Cancers (Mar 2021)

Salvage-Radiation Therapy and Regional Hyperthermia for Biochemically Recurrent Prostate Cancer after Radical Prostatectomy (Results of the Planned Interim Analysis)

  • Marcus Beck,
  • Pirus Ghadjar,
  • Felix Mehrhof,
  • Daniel Zips,
  • Frank Paulsen,
  • Daniel Wegener,
  • Susen Burock,
  • David Kaul,
  • Carmen Stromberger,
  • Jacek Nadobny,
  • Oliver J. Ott,
  • Rainer Fietkau,
  • Volker Budach,
  • Peter Wust,
  • Arndt-Christian Müller,
  • Sebastian Zschaeck

DOI
https://doi.org/10.3390/cancers13051133
Journal volume & issue
Vol. 13, no. 5
p. 1133

Abstract

Read online

Efforts to improve the outcome of prostate cancer (PC) patients after radical prostatectomy (RP) include adjuvant or salvage radiation therapy (SRT), but still up to 50% of patients develop a disease progression after radiotherapy (RT). Regional hyperthermia (HT) is well-known to improve tumor sensitivity to RT in several entities. Here we report on a planned interim analysis of tolerability and feasibility after recruitment of the first 50 patients of a trial combining SRT and HT. We conducted a prospective multicenter non-randomized Phase-II-Trial (HTProstate-NCT04159051) investigating the implementation of combined moderate-dose escalated SRT (70 Gy in 35 fractions) and locoregional deep HT (7–10 HT sessions). The primary endpoints were the rate of acute genitourinary (GU), gastrointestinal (GI), and HT-related toxicities, completed HT sessions (≥7), and SRT applications per protocol (≥95% of patients).

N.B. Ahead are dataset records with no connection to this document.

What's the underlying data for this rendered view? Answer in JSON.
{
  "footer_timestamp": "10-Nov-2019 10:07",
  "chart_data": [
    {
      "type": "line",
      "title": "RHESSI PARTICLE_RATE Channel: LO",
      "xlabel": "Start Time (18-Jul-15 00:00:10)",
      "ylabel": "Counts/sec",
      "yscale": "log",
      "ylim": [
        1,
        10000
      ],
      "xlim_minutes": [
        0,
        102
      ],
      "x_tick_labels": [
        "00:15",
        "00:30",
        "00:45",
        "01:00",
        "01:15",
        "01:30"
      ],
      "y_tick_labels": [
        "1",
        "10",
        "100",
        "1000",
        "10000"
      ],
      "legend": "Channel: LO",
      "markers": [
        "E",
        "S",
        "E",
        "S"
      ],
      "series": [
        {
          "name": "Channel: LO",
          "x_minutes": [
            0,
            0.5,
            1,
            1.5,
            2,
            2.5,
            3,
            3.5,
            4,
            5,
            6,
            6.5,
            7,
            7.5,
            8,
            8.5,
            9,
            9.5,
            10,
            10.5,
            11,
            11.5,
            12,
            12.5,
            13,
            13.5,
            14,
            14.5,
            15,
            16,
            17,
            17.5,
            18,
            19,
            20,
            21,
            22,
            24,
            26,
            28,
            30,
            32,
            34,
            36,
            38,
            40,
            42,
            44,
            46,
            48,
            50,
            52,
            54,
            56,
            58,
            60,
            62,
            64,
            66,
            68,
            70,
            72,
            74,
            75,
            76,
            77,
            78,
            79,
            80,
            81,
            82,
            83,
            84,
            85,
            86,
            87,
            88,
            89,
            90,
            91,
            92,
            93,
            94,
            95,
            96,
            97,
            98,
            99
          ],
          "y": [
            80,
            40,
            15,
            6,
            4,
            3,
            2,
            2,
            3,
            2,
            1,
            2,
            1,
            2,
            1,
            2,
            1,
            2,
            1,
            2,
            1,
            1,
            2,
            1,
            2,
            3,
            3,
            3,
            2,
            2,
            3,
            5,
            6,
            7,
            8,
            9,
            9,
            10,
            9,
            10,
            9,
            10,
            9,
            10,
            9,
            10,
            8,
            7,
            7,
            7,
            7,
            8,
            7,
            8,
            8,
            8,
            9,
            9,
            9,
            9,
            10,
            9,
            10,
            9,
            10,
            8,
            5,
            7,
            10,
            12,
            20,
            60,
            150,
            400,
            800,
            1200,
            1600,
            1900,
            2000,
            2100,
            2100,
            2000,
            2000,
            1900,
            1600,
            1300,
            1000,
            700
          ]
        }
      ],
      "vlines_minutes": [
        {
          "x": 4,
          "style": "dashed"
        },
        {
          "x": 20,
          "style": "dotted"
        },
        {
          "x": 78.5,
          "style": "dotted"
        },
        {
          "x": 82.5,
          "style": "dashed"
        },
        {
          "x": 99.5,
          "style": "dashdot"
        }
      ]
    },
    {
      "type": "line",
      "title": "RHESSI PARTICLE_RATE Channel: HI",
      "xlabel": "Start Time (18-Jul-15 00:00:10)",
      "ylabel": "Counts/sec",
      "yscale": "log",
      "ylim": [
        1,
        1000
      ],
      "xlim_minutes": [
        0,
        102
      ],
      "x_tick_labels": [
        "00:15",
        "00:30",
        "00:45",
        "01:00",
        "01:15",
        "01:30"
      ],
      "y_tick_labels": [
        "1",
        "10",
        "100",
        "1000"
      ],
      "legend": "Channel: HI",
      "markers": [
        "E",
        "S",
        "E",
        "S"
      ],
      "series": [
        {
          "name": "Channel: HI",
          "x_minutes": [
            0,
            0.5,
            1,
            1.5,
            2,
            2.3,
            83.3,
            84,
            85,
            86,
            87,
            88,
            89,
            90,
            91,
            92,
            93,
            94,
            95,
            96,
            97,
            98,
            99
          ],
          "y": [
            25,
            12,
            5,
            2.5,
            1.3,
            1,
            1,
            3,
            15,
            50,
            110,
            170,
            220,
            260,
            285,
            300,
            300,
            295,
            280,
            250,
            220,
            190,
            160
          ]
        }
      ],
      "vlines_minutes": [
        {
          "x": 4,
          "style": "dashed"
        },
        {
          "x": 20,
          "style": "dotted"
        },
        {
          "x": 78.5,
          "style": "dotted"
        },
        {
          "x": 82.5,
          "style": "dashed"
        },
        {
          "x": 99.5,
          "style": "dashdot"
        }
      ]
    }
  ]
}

The two-step design included a planned interim analysis for acute GU-, GI- and HT-specific toxicities to ensure patients’ safety. Between November 2016 and December 2019, 52 patients entered into the trial. After 50 patients completed therapy and three months of follow-up, we performed the planned interim analysis. 10% of patients developed acute grade 2 GU and 4% grade 2 GI toxicities. No grade ≥3 GU or GI toxicities occurred. HT-specific symptoms grade 2 and 3 were observed in 4% and 2% of all patients. Thus, the pre-specified criteria for safety and continuation of recruitment were met. Moreover, ≥7 HT treatments were applicable, indicating the combination of SRT + HT to be feasible. Evaluation of early QoL showed no significant changes. With its observed low rate of GU and GI toxicities, moderate and manageable rates of HT-specific symptoms, and good feasibility, the combined SRT + HT seems to be a promising treatment approach for biochemical recurrence after RP in PC patients.